Рогом снова завладел Игорь. Вика, поглядывая на него с превосходством, трубила гораздо полнозвучнее и успешнее. Видимо, она пришла сюда не в первый раз, и у нее была возможность попрактиковаться.

Бразилец раздал все инструменты и объяснил, как правильно держать тамтамы. Десяток человек, в том числе Слава и Игорь, шагнули к центру и уселись в круг, зажав их между колен. На пятке Игоря открылась огроменная дырень. Анна и Павел полулежали, привалившись к стене и незаметно соединив руки под низким столиком.

– Сначала объясню на словах, – крикнул бразилец. – Играем бум – така-така-бум. Повторяем за мной!

– Бум! Така-така-бум! – послушно повторила толпа. – Бум! Така-така-бум!

– Хорошо. Теперь берем барабан. «Бум» – удар в центр, «така-така» – ближе к краю. Кто может – играет в ритм со мной, кто не может – играет соло.

Юрту наполнил гул. Подключились трещотки и маракасы, пространство наводнили таинственные, потусторонние звуки варганов. Рог козы куда-то исчез и обнаружился на другом конце помещения, и кривляющееся сатанинское веселье разбавило угрюмую дикарскую атмосферу, создаваемую барабанным боем.

– Теперь мы начнем понемногу ускоряться, – скомандовал бразилец, убыстряя ритм. – Те, кто играют – играют. Остальные могут танцевать.

К центру как бы крадучись начали стекаться несмелые фигуры. Они смущенно подбирали подходящие движения для этой музыки. От боя тамтамов, казалось, вздрагивает воздух в юрте, упруго, натянуто, как тяжелая ткань или барабанная перепонка; он становился осязаем, он проявлялся в этом ритме.

Более всего подходили дикие, угловатые движения, которые, вскочив с места, начал выполнять Слава.

Он был босиком, в белой полурасстегнутой рубахе с закатанными рукавами. Черной бородой, смуглостью и общим ведьмовским обликом он напоминал Распутина.

Он резко сгибал туловище, подпрыгивал, кружился по юрте, воздев руки, топая голыми пятками, сверкал белками и зубами и гортанно вскрикивал.

Ближе к центру из толпы выделилась девушка; движения ее были неуверенными, но в целом грациозными, приятными.

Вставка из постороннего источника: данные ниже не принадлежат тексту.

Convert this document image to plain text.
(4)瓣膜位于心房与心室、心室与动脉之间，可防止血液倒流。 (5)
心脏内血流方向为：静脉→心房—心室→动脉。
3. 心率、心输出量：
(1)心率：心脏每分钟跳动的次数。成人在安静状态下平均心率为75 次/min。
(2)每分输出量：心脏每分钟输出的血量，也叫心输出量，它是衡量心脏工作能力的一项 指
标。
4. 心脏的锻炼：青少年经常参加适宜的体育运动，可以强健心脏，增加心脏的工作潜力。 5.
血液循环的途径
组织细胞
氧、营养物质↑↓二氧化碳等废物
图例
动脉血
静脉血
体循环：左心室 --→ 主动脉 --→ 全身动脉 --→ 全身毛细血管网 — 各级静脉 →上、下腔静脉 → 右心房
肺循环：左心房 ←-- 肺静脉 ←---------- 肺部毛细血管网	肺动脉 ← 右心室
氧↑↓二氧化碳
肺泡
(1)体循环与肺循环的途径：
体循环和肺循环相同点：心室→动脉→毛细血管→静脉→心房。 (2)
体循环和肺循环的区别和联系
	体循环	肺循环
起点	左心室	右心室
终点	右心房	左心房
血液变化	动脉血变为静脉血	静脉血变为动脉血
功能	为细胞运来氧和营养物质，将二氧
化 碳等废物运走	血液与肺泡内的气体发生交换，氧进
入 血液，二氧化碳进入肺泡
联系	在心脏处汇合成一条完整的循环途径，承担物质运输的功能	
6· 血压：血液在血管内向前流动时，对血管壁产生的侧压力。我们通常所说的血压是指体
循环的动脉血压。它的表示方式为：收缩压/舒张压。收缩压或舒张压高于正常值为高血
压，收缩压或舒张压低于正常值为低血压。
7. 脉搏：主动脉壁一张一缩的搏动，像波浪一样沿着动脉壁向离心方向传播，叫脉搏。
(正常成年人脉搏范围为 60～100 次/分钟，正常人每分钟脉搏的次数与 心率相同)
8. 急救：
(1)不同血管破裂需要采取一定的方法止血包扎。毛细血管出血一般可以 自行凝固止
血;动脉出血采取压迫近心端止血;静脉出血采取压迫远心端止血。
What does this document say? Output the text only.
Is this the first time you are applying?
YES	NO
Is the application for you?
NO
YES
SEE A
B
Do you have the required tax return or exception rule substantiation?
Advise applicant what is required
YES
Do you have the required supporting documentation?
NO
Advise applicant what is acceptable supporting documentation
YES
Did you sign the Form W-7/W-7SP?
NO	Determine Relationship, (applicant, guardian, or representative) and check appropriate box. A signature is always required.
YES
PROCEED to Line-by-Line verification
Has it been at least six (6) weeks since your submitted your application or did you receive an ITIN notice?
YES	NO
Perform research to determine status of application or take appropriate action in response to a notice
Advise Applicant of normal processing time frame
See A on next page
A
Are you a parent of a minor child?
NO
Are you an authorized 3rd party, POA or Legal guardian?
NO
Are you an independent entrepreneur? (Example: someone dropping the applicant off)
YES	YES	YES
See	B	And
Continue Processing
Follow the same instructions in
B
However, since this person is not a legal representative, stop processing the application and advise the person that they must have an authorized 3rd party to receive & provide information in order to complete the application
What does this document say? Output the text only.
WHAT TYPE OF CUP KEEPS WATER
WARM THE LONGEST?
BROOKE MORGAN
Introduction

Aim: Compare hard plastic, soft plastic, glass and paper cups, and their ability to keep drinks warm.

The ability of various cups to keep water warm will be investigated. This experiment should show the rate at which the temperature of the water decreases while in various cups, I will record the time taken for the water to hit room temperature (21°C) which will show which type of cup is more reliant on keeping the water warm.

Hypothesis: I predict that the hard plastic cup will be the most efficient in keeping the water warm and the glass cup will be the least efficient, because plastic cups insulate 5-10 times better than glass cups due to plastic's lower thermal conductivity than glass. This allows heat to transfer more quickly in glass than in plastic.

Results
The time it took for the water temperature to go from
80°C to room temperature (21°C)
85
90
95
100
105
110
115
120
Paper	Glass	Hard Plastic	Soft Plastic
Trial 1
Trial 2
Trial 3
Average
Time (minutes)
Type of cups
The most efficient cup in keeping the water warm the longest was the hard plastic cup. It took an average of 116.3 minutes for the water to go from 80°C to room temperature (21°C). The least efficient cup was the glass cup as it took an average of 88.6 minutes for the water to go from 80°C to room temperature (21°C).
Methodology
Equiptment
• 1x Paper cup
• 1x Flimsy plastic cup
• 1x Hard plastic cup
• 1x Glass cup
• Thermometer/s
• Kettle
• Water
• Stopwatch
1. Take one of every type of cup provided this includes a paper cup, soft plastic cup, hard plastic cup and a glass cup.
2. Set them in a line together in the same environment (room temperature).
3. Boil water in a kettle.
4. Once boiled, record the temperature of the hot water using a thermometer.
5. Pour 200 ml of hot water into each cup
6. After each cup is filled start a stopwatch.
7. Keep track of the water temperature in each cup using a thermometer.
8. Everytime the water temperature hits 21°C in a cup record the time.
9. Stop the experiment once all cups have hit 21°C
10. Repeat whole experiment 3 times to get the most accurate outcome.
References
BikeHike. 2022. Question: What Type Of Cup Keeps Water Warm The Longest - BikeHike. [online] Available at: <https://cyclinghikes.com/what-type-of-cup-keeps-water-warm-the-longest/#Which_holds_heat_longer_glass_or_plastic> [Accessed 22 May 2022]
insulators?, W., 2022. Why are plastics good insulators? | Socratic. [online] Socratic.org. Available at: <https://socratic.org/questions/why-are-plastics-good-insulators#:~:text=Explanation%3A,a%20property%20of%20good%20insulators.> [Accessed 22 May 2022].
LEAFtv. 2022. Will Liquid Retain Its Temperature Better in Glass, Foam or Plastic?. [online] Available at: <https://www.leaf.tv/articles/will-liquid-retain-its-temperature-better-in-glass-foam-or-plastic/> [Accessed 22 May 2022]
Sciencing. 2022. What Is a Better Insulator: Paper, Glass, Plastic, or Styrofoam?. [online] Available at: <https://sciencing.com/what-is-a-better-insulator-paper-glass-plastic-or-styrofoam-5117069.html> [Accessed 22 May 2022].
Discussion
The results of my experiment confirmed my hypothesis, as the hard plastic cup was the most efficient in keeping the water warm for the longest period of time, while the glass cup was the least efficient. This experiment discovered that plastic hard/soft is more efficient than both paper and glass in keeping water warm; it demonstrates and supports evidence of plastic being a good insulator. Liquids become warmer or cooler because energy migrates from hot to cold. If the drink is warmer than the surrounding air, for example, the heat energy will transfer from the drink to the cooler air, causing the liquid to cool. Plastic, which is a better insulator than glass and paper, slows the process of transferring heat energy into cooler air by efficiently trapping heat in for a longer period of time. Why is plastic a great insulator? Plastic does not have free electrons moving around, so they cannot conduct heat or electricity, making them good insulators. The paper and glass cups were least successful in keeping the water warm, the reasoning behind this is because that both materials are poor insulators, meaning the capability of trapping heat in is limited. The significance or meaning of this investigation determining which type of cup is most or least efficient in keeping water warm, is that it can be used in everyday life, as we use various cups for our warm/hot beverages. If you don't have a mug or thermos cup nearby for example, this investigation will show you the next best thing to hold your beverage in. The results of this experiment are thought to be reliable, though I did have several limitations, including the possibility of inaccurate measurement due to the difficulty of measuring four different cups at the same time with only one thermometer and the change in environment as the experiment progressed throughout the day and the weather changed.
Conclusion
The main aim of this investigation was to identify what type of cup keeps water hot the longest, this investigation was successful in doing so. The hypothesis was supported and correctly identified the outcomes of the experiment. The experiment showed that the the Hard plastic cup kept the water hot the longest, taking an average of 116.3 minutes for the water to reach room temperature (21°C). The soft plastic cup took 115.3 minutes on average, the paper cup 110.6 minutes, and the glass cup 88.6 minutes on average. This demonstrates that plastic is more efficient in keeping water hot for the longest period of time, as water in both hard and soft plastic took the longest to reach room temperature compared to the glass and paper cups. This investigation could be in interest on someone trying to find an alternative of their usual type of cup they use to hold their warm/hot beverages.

Павел вспомнил, как Люба в начале знакомства таскала его на симфонический концерт Рахманинова. Ярь духовых и полировка рояля, зеркально отражающая руки пианиста («А у Рахманинова был очень вытянутый рояль», – комментировала она), длинные фалды фраков, делающие мужчин похожими на ученых насекомых, вечерние платья скрипачек, строгие правила, согласно которым не хлопают по окончании сыгранной части, сакральная отделенность сцены от зала…

Как это далеко ушло и провалилось во мрак, и теперь он был тут, где зрители полулежали человеческими развалинами, выдувая разноцветный дым, и сами могли перейти в разряд плохих музыкантов, где как каннибалы немелодично трубили в рог, где нужно было дергаться вместо танца, – и делали все это образованные люди, у многих в сумках книги или читалки… Бум-така-така-бум!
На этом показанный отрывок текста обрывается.